Tiempos de libertad

bdPor Pablo Íñigo Argüelles / @Piaa11

¿No es perfecta? Bob Dylan camina justo en medio de la calle del brazo de Suze Rotolo, su novia y musa. Es amor, pero no es amor. Son amigos, pero no son amigos. No se entienden, hace frío. Casi puedo escuchar sus pisadas sobre el pavimento con nieve sucia y siento, inmediatamente al verla, a mis ojos arrugarse por el sol que habita al fondo de la calle, como si yo mismo estuviera frente a ellos, estorbándoles el paso. Una escena tiernísima, naïve.

Algo le susurra él a ella y hace que se rían despacito. ¿Ya vieron cómo ella se aferra a su brazo como si fuera lo único hay para sostenerse y no caerse al mundo?

La espontaneidad de la imagen habla y respira, como si fuera la única vez que se haya logrado detener el tiempo. Las paredes de los edificios que los rodean, las ventanas, las escaleras de emergencia, los abrazan simétricamente haciéndoles compañía neoyorquina, siendo cómplices de lo que sea que hayan sentido al momento de caminar juntos hacia la Leica de Don Hunstein.

El abrigo de Dylan huele a humedad, y el suéter abultado debajo del abrigo de Suze, tiene borlas.

Habrán sido las siete o las ocho a más tardar, se ve en sus gestos hinchados por el sueño y casi podría apostar, sin el ánimo de ser morboso, que ninguno de los dos se había bañado. Su departamento, a pocas calles de donde la foto se tomó, habría sido muy frío en invierno y un cantante de folk y una artista tendrían cosas más importantes en las que pensar antes de tomar un baño para una sesión de fotos.

A muchos se nos ha preguntado alguna vez que cuál sería la época de la historia que elegiríamos para vivir en caso de no haber nacido en la nuestra.
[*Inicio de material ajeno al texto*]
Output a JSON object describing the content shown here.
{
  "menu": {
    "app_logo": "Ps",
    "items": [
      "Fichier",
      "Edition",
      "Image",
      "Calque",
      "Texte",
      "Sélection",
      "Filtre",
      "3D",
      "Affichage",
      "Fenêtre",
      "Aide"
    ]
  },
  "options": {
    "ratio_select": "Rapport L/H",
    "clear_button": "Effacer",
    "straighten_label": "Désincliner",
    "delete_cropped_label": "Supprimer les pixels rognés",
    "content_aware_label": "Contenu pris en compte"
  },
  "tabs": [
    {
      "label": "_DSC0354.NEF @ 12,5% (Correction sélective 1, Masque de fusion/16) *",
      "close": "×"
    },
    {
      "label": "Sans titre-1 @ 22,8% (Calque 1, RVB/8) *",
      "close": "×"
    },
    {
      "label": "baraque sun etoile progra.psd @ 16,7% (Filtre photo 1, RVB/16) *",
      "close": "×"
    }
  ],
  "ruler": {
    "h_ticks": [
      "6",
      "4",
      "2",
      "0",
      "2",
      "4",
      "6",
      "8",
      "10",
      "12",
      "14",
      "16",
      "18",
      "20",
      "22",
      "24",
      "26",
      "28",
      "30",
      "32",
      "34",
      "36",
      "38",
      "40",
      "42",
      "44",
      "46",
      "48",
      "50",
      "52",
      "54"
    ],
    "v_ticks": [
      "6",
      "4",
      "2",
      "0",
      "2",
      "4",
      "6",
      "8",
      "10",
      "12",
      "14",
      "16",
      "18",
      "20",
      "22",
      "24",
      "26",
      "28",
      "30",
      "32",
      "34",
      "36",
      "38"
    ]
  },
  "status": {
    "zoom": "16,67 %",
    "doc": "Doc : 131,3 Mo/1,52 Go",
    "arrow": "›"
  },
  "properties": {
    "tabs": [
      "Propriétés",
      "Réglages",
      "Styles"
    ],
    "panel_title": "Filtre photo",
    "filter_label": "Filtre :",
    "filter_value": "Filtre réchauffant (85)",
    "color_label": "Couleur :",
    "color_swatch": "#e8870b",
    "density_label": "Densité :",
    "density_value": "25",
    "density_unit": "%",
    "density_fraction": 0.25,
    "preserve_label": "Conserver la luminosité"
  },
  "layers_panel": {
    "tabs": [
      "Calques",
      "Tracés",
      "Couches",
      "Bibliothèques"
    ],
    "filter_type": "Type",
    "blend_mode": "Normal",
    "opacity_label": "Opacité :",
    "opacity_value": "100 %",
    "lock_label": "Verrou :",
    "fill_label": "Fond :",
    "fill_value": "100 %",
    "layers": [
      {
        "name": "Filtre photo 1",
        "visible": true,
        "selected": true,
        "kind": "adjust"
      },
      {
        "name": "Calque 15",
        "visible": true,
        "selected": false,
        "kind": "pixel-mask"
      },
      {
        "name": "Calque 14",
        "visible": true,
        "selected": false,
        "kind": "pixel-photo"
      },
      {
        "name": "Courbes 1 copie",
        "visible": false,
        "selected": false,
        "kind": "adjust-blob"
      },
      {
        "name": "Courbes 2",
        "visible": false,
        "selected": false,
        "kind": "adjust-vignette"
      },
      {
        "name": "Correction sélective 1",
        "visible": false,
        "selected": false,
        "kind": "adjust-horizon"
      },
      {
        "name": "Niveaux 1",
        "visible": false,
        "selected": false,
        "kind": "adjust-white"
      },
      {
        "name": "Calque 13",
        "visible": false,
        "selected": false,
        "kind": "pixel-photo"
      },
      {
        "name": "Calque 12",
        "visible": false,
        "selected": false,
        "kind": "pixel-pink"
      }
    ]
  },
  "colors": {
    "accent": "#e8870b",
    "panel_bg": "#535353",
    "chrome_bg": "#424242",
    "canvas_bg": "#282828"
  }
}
Muchos dicen sobre querer haber nacido en París durante la Belle Epoque, en Florencia durante el Renacimiento o incluso, los más aventureros, dicen haber querido nacer en Europa durante la Edad Media, supongo que más presos del impulso que de la razón.

Pero a mí siempre que me preguntan que en cuál época me hubiera gustado haber vivido, les digo que en el Greenwich Village, en Nueva York, en 1963, y no sé explicar por qué. “¿Por qué?, ¿qué tiene Nueva York en 1963?” No sé, no lo sé exactamente. Y ahí es donde me detengo y para no tener que explicar por qué, mejor digo que no elegiría otra época sobre la nuestra porque no hay mejores tiempos que los que a uno le tocó vivir y cosas de esas.

Pero es que yo no elegiría una época como tal para asentar cabeza y hacer amigos y buscar un trabajo o familiarizarme con su comida y sus costumbres. Yo elegiría vivir para siempre en la portada del Freewheeling’ Bob Dylan, viendo venir eternamente a esa pareja hacia mi como una especie de castigo griego, una y otra vez por el resto de los siglos, hasta el hartazgo.

Los envidio. Envidio su complicidad y su forma de caminar juntos. Envidio la inspiración que emanaba de ella y que caía en forma de canciones en la voz y guitarra de Dylan. Su Girl From the North Country, su Corrina Corrina, su Don’t think Twice It’s Alright. Envidio que esa fue su única oportunidad de ser inmortales y la aprovecharon porque quizá sabían que lo que les deparaba era algo común y corriente, lo de siempre: separación, muerte y azar. Quizá para ellos la maldición fue esa, la de no tener nunca más ese momento y perder el sabor de lo que fue algún día.

Yo, mientras pueda, me haré por siempre de esa escena que está ocurriendo una y otra vez, como en un acto de magia en el estante de los discos.